Имя автора выбито на мемориале в «Комсомолке», посвященном военным корреспондентам редакции, не вернувшимся с фронтов Великой Отечественной. Штык, перо, 16 фамилий. Полутонная стела работы скульптора Эрнста Неизвестного — один из главных и нерушимых символов нашей газеты. Мемориал не погиб во время пожара в 2006-м, когда огонь уничтожил уникальный архив издания. И продолжает путешествовать с нами, сменив уже три пункта дислокации.
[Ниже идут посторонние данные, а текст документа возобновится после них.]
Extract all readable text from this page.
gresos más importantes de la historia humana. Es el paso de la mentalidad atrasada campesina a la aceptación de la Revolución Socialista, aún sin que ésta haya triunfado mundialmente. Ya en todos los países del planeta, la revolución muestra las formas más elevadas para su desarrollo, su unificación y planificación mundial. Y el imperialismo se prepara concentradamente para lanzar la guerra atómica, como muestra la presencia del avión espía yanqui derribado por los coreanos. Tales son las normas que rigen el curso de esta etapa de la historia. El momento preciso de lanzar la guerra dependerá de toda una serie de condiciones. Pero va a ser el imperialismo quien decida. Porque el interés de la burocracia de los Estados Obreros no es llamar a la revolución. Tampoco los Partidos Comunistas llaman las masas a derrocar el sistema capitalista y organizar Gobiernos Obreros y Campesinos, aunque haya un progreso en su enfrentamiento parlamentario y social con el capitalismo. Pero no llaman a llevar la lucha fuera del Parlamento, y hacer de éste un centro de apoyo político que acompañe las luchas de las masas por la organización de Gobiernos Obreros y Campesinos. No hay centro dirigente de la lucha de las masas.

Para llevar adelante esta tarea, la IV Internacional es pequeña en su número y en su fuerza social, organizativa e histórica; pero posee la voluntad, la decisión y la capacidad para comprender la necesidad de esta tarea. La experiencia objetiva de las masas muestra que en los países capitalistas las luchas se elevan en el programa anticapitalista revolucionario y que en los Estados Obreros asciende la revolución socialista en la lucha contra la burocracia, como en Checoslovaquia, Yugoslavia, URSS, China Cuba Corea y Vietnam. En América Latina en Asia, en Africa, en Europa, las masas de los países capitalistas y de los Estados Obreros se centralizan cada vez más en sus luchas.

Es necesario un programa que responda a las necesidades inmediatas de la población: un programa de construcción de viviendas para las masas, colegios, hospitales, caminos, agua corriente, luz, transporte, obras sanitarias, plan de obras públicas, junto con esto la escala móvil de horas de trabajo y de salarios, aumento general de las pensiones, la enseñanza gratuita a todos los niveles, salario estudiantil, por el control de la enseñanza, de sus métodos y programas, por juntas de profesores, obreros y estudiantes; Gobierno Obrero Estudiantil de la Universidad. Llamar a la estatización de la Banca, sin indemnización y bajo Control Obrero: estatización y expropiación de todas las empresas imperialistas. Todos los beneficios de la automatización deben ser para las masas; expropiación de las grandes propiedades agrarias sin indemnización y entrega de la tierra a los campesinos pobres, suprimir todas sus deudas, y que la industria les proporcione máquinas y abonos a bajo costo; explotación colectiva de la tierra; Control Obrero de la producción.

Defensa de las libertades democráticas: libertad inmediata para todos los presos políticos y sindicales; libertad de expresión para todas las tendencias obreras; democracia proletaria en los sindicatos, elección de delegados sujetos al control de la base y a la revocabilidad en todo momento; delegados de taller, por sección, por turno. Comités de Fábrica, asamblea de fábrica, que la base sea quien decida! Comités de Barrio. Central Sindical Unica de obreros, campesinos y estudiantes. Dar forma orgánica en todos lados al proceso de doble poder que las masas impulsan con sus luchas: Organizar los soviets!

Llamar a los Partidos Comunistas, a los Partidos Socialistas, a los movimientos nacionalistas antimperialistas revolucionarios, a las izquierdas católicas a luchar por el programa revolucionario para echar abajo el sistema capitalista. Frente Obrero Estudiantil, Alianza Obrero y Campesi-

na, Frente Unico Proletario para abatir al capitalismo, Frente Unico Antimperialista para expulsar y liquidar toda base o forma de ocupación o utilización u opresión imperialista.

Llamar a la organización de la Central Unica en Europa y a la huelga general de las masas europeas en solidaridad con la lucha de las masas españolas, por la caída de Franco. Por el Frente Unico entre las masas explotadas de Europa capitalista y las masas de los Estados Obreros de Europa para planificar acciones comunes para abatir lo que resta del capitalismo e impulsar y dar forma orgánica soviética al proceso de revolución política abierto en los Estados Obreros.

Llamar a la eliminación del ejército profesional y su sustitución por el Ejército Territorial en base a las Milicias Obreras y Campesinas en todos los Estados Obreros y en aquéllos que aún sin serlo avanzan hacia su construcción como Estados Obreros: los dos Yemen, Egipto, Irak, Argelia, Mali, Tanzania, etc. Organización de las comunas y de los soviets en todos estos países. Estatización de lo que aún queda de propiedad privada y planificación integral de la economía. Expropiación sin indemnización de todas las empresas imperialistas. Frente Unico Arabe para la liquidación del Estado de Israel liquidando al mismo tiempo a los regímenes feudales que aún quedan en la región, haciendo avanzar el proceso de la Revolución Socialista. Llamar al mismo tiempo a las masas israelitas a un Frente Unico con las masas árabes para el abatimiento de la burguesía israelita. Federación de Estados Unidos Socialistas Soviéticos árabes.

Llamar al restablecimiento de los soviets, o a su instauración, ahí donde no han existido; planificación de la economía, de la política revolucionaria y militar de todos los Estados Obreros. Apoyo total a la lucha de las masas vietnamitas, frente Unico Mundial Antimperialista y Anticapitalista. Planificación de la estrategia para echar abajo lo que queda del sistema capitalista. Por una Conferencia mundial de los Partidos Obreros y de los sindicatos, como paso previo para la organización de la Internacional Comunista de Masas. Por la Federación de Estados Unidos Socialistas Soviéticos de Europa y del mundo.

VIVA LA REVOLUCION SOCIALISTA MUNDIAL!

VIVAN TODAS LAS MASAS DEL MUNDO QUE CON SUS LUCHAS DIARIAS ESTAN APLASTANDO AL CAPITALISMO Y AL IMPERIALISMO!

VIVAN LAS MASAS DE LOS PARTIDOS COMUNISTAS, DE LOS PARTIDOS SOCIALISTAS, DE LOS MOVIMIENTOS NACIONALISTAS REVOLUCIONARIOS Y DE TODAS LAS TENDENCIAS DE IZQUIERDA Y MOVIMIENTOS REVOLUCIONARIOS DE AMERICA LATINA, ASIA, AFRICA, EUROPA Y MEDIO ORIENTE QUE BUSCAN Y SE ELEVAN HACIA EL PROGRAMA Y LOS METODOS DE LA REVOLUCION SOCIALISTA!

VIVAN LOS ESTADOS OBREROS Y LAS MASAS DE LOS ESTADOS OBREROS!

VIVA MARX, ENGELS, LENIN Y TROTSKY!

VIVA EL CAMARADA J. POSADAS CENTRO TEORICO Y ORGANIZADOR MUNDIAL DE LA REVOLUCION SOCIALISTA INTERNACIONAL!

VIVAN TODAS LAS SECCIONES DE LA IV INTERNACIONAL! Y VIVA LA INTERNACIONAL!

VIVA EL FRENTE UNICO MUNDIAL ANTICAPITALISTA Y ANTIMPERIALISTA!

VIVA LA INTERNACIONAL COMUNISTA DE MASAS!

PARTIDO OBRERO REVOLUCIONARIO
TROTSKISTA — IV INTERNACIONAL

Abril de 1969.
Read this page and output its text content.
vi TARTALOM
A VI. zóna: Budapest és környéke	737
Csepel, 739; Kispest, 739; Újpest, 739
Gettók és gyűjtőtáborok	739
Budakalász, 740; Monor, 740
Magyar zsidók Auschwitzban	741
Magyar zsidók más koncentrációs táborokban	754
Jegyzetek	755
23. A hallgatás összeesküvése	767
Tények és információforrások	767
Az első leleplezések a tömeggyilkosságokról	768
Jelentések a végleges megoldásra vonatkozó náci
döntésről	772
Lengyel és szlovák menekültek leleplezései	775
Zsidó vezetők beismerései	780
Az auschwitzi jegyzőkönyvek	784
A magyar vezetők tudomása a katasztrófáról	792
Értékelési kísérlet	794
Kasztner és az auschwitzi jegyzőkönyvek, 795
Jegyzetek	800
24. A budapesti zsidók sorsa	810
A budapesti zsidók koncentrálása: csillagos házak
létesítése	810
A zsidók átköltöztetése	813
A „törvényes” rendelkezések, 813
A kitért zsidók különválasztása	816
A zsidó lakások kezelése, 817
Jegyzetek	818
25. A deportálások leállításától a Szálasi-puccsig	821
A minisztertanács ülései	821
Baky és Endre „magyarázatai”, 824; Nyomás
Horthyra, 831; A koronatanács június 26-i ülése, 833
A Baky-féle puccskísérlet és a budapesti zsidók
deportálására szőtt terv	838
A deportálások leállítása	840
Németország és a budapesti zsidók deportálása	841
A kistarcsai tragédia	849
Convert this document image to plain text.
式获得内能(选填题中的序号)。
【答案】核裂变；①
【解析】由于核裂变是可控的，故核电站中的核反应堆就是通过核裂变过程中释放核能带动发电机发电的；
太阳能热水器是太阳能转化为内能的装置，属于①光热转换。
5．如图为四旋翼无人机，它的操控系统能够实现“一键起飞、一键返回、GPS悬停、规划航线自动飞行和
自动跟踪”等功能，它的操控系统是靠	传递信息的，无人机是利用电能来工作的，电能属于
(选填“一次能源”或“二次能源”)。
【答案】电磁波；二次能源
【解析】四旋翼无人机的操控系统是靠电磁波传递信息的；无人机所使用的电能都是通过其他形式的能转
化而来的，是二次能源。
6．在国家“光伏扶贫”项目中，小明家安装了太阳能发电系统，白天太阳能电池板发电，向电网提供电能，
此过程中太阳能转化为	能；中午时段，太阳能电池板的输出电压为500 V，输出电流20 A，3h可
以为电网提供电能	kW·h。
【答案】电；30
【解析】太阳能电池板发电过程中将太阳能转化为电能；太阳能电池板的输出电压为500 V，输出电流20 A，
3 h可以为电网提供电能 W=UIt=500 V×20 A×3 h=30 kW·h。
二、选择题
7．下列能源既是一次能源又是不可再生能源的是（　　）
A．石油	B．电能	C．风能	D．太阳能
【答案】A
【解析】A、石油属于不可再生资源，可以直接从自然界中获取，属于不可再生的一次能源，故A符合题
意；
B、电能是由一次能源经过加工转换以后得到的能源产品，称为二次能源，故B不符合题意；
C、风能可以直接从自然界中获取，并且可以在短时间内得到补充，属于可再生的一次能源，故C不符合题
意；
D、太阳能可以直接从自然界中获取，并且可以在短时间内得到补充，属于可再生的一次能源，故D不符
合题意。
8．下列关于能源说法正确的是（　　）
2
Эта стела была первое, что я увидел, придя в «Комсомолку» на школьных каникулах — поработать курьером. И мимо нее я пройду сегодня, оформляясь в Донбасс и дальше.
Скоро год, как мои командировки не подписывает Владимир Сунгоркин. Но он по-прежнему рядом — в названной его именем редакционной «улице», в гуляющих по «Комсомолке» крылатых шутках, в заботливых эсэмэсках военкору…
30 апреля 2019 года я написал шефу, что беспроглядно застрял в Бенгази. Местные власти уже две недели «динамили» меня с вылетом под Триполи, где разворачивались бои за город. Бездарно потерянное время я предложил зачесть в качестве отпуска. Владимир Николаевич ответил:
«Саша, спокойно и философски отнесись к происходящему. Всякое бывает. У тебя столько заслуг, успехов и удач, что должны быть и такие независящие от тебя обстоятельства. Спи, читай, общайся, веди дневник — в общем, выдыхай и не нервничай. Бывает и такое в твоей профессии. В общем, иншалла… Все зачтем в работу. Это не отпуск, конечно.